Halo 5: Guardians

Halo 5’s slightly obnoxious, Matrix-aping opening cutscene depicts Jameson Locke’s Osiris Squad leaping, tumbling, and vaulting down a snowy mountainside, taking down random, arbitrary designations of the vast army ahead of them in a manner akin to gun-toting luchadores. It’s flashy and dynamic, but ultimately delivers little of meaning, and doesn’t seem to entirely grasp the point. It’s a perfect introduction to Halo 5’s campaign.

This isn’t a bad game. And when it fails, it does not fail for the reasons many suspected. The campaign’s permanent, four-character squad does not particularly intrude upon the flow of combat, as feared - except when part of the inanely ill-considered, AI-(mis)managed revive system. Across-the-board weapon scoping? Halo’s combat has rarely been built for scoped play, and things haven’t changed enough in Halo 5 that you’ll actually feel compelled to zoom terribly often.

But that disconnect between intent and practical purpose is Halo 5’s problem all over. Because while Halo’s traditional, core gameplay still imparts a rather high minimum level of enjoyment, Halo 5’s attempts to evolve it deliver a great deal of promising, isolated ideas, but a notable lack of cohesion. Simply, it’s a game that’s at its most interesting and fresh when it’s at its least successful.

The new version of that combat model, for instance. On its own, it’s a brilliant design, an entirely logical, vertical extension of Halo’s gleefully freeform lateral combat.

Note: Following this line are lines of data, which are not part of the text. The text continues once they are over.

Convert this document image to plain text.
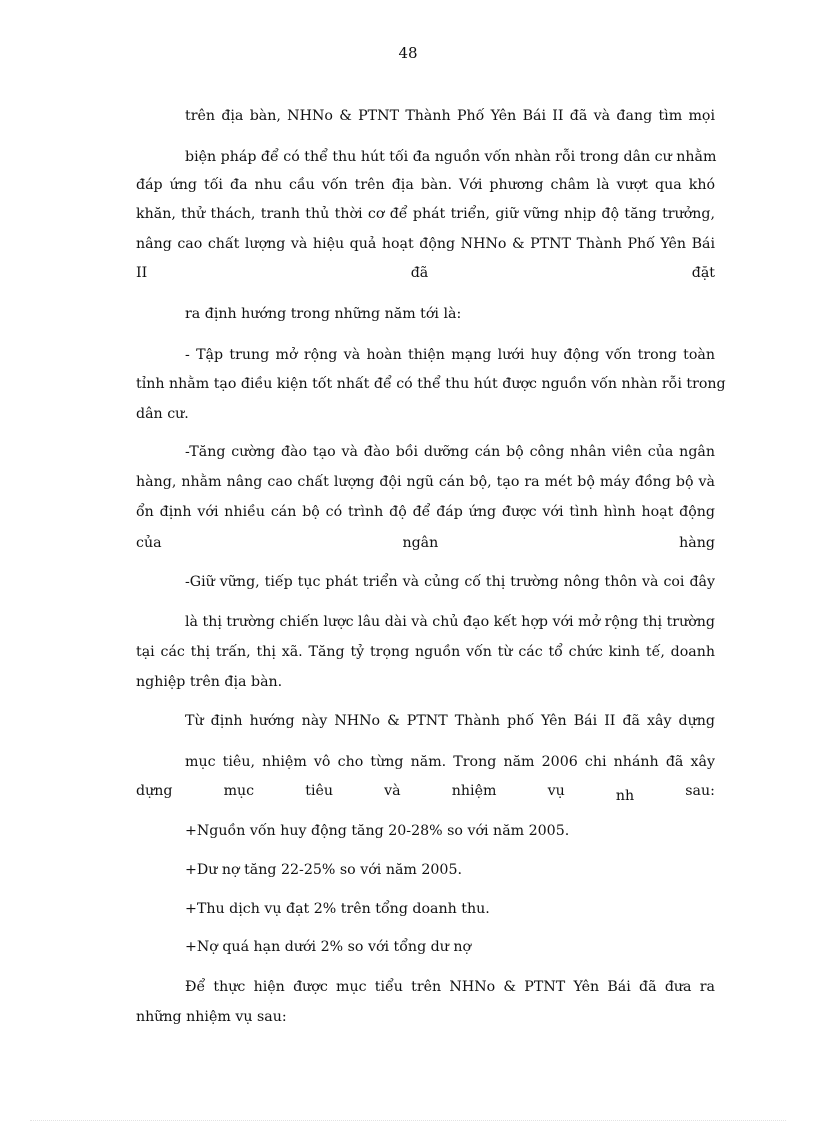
48
trên địa bàn, NHNo & PTNT Thành Phố Yên Bái II đã và đang tìm mọi
biện pháp để có thể thu hút tối đa nguồn vốn nhàn rỗi trong dân cư nhằm
đáp ứng tối đa nhu cầu vốn trên địa bàn. Với phương châm là vượt qua khó
khăn, thử thách, tranh thủ thời cơ để phát triển, giữ vững nhịp độ tăng trưởng,
nâng cao chất lượng và hiệu quả hoạt động NHNo & PTNT Thành Phố Yên Bái
II	đã	đặt
ra định hướng trong những năm tới là:
- Tập trung mở rộng và hoàn thiện mạng lưới huy động vốn trong toàn
tỉnh nhằm tạo điều kiện tốt nhất để có thể thu hút được nguồn vốn nhàn rỗi trong
dân cư.
-Tăng cường đào tạo và đào bồi dưỡng cán bộ công nhân viên của ngân
hàng, nhằm nâng cao chất lượng đội ngũ cán bộ, tạo ra mét bộ máy đồng bộ và
ổn định với nhiều cán bộ có trình độ để đáp ứng được với tình hình hoạt động
của	ngân	hàng
-Giữ vững, tiếp tục phát triển và củng cố thị trường nông thôn và coi đây
là thị trường chiến lược lâu dài và chủ đạo kết hợp với mở rộng thị trường
tại các thị trấn, thị xã. Tăng tỷ trọng nguồn vốn từ các tổ chức kinh tế, doanh
nghiệp trên địa bàn.
Từ định hướng này NHNo & PTNT Thành phố Yên Bái II đã xây dựng
mục tiêu, nhiệm vô cho từng năm. Trong năm 2006 chi nhánh đã xây
dựng	mục	tiêu	và	nhiệm	vụ	nh	sau:
+Nguồn vốn huy động tăng 20-28% so với năm 2005.
+Dư nợ tăng 22-25% so với năm 2005.
+Thu dịch vụ đạt 2% trên tổng doanh thu.
+Nợ quá hạn dưới 2% so với tổng dư nợ
Để thực hiện được mục tiểu trên NHNo & PTNT Yên Bái đã đưa ra
những nhiệm vụ sau:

It applies a typically buttery and responsive treatment to the act of fighting upward and downward, the near faultless mantling system turning many an early environment into a giddy jungle gym of high-velocity lethality once your brain clicks to the new possibilities.

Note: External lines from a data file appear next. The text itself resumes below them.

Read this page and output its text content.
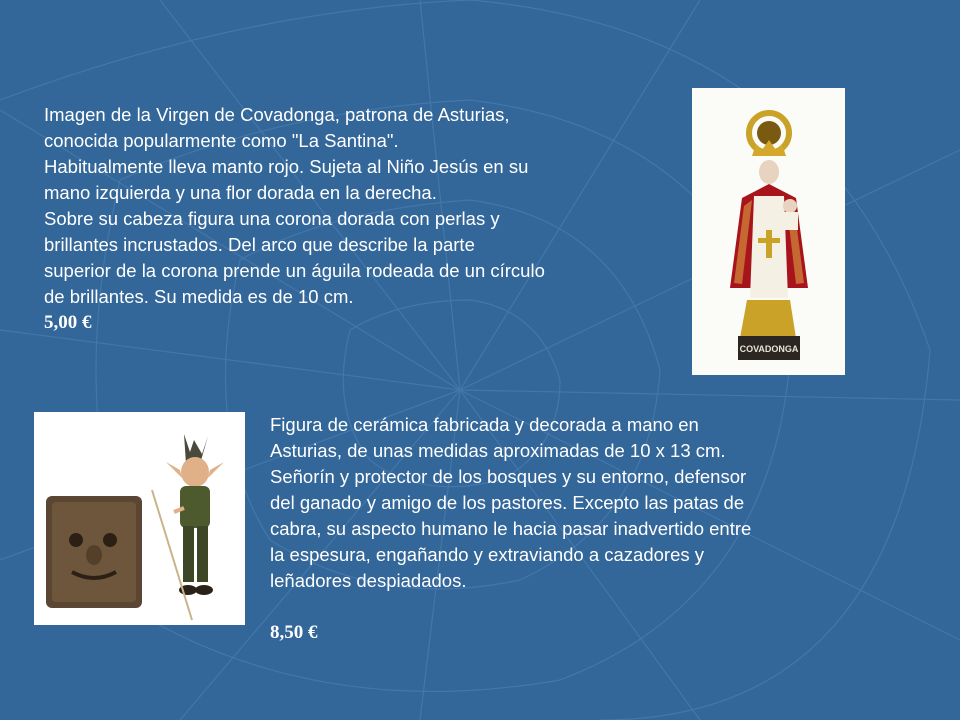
Imagen de la Virgen de Covadonga, patrona de Asturias,

conocida popularmente como "La Santina".

Habitualmente lleva manto rojo. Sujeta al Niño Jesús en su

mano izquierda y una flor dorada en la derecha.

Sobre su cabeza figura una corona dorada con perlas y

brillantes incrustados. Del arco que describe la parte

superior de la corona prende un águila rodeada de un círculo

de brillantes. Su medida es de 10 cm.

5,00 €

COVADONGA

Figura de cerámica fabricada y decorada a mano en

Asturias, de unas medidas aproximadas de 10 x 13 cm.

Señorín y protector de los bosques y su entorno, defensor

del ganado y amigo de los pastores. Excepto las patas de

cabra, su aspecto humano le hacia pasar inadvertido entre

la espesura, engañando y extraviando a cazadores y

leñadores despiadados.

8,50 €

This disconnect between combat and environment is felt more greatly when things go big. In theory, the vast, open-air environments of the game’s first half are a great fit for the new means of traversal. And Halo has always excelled at big, stand-out battles. But there’s little of that much loved vehicular carnage here, and even less of the dramatic, dynamically shifting interplay between differing scales of conflict. Instead, Halo 5’s biggest battles take the form of, well, more expansive versions of its normal ones, which feels a little one-note, and slightly ill-advised. With linear objective points strung through such wide terrain, too much of the game becomes background noise

Fortunately, things get much better when you venture online. While the new combat mechanics rarely get a look-in due to impracticality (the dash-punch takes too long to activate, and the ground pound leaves a Spartan far too exposed in mid-air for far too long), even traditional Halo multiplayer is still a very hard experience to beat. The versatility, malleability, and sheer scalability of the core shooting just translates into so many richly varied, cerebrally satisfying situations and game-modes that there’s nigh-endless fun to be had here, whatever your preferences.